Let $(X_i)_{i\in\mathbb{N}}$ be independent, exponentially distributed random variables with parameter $\lambda$. Define for $t\gt0$ $N_t:=\sup\{n\in\mathbb{N}:\sum_{k=1}^{n} X_k\le t\}$. Show that $N_t$ is poisson distributed with parameter $\lambda t$.

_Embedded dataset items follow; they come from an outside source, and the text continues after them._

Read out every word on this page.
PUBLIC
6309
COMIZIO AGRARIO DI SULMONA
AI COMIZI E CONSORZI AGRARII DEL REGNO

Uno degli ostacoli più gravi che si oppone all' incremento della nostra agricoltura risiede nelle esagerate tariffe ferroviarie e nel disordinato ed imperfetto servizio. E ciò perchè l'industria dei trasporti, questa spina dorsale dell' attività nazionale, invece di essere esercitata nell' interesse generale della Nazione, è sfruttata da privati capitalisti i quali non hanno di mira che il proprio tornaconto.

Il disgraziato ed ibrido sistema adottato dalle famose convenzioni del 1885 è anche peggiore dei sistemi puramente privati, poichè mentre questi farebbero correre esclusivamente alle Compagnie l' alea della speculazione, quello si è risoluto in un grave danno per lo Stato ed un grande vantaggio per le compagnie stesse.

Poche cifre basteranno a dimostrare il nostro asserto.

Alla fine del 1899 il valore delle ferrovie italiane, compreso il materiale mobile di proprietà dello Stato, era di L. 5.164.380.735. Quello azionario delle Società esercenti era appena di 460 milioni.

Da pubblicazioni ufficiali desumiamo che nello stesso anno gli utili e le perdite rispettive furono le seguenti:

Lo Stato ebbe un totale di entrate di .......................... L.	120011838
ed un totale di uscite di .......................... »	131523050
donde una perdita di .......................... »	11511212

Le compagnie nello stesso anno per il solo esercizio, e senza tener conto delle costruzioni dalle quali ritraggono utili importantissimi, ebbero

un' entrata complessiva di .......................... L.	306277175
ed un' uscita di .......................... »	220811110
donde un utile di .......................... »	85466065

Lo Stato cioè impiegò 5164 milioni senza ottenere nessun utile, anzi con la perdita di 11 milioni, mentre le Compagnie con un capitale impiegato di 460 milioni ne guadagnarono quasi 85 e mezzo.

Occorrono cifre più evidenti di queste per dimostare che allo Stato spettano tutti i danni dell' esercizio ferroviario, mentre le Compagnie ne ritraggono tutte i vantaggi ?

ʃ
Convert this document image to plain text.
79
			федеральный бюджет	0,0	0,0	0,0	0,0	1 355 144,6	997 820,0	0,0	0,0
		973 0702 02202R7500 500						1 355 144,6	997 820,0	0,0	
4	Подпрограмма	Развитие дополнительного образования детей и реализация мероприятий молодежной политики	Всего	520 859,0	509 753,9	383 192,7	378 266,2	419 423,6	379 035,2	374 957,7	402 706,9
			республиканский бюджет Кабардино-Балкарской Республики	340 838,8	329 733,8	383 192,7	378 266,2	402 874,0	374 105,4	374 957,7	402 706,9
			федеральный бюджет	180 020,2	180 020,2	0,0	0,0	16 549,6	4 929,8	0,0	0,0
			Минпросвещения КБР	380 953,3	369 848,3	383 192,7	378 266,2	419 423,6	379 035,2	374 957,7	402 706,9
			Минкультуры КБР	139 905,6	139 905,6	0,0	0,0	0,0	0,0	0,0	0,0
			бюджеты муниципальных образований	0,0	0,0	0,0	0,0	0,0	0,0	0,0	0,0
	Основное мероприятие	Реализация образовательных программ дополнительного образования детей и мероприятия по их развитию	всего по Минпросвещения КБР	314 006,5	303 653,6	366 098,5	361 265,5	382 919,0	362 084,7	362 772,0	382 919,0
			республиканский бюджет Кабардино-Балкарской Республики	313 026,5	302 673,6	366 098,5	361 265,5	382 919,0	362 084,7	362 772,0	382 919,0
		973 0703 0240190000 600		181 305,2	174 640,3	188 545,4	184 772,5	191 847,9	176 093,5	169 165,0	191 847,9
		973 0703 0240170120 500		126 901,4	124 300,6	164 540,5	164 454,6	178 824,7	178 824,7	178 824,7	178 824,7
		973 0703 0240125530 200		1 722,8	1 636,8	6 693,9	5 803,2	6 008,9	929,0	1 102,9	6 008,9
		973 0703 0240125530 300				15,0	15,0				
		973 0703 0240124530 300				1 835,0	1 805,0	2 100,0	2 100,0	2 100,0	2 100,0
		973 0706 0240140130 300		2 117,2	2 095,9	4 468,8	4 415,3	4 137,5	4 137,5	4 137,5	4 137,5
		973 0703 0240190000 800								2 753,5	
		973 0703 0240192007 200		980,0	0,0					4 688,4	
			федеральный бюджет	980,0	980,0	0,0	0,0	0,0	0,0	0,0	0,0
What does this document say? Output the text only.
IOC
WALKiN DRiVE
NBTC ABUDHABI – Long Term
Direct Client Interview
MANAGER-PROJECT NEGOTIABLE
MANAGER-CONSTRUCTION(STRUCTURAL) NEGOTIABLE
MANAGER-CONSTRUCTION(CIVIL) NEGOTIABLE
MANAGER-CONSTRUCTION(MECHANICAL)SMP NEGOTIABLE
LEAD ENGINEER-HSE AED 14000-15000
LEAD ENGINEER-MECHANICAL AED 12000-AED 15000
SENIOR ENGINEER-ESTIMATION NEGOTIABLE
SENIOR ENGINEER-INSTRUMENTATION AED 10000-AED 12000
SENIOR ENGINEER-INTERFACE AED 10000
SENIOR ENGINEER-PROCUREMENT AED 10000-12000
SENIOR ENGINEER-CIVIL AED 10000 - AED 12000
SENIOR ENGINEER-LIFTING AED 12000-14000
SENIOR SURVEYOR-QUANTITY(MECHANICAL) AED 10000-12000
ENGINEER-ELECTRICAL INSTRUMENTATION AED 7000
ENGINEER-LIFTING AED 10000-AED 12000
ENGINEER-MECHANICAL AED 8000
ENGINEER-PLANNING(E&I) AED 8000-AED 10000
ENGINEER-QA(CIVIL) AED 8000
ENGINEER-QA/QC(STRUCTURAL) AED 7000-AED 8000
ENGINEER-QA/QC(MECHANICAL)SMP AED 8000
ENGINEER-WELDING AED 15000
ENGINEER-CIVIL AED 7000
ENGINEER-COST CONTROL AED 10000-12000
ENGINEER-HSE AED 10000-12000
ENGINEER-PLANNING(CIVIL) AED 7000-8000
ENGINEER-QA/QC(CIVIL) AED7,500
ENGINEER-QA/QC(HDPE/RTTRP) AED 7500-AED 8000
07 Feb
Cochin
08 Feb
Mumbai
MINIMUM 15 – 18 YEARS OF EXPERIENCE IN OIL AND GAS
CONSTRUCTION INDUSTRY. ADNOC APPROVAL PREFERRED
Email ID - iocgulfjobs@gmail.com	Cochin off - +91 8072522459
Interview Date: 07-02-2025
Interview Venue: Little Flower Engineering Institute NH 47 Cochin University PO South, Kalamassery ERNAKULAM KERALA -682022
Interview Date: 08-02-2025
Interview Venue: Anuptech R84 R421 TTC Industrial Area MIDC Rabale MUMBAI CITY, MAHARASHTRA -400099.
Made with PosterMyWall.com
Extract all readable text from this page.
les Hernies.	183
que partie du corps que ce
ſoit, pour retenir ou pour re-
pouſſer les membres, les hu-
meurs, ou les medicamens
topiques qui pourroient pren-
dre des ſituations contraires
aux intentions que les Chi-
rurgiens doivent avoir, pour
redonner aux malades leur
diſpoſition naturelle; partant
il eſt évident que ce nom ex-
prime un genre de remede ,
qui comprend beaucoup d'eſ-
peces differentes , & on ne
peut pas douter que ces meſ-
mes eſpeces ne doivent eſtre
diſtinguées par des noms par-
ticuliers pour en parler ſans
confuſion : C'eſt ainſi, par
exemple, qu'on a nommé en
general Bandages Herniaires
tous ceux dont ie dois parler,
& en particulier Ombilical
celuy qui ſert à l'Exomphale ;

My ideas: Since the sum of $n$ exponential random variables is gamma-distributed with parameters $n,\lambda$ we have: $P(N_t\le s)=P(\sum_{k=1}^{s}X_k\le t)=\int_{-\infty}^t \dfrac{\lambda^s}{\Gamma(s)}x^{s-1}\exp^{-\lambda x}dx$.
I want this to equal $\dfrac{(\lambda t)^s}{s!}\exp^{-\lambda t}$ to show it is poisson distributed, but I am having trouble evaluating the integral and would appreciate all help!

Answer 1

First of all, you're confused about a basic difference between PMFs and CDFs: if $N_t \sim \operatorname{Poisson}(\lambda t)$, then $$\Pr[N_t \le s] \ne \Pr[N_t = s] = e^{-\lambda t} \frac{(\lambda t)^s}{s!}.$$

If $N_t = s$, then what this means is that $\displaystyle \sum_{k=1}^s X_k \le t$, yet $\displaystyle \sum_{k=1}^{s+1} X_k > t$. What is the probability of such an event occurring? This involves an integration but not of the sort you were looking at. What you want is that the gamma variable $T_s \sim \operatorname{Gamma}(s,\lambda)$ is at most $t$, but adding on the next exponential variable $X_{s+1}$ will make $X_{s+1} + T_s > t$. How do you do this? $$\Pr[N_t = s] = \int_{x=0}^t f_{T_s}(x) S_{X_{s+1}}(t-x) \, dx.$$ The computation I leave to you.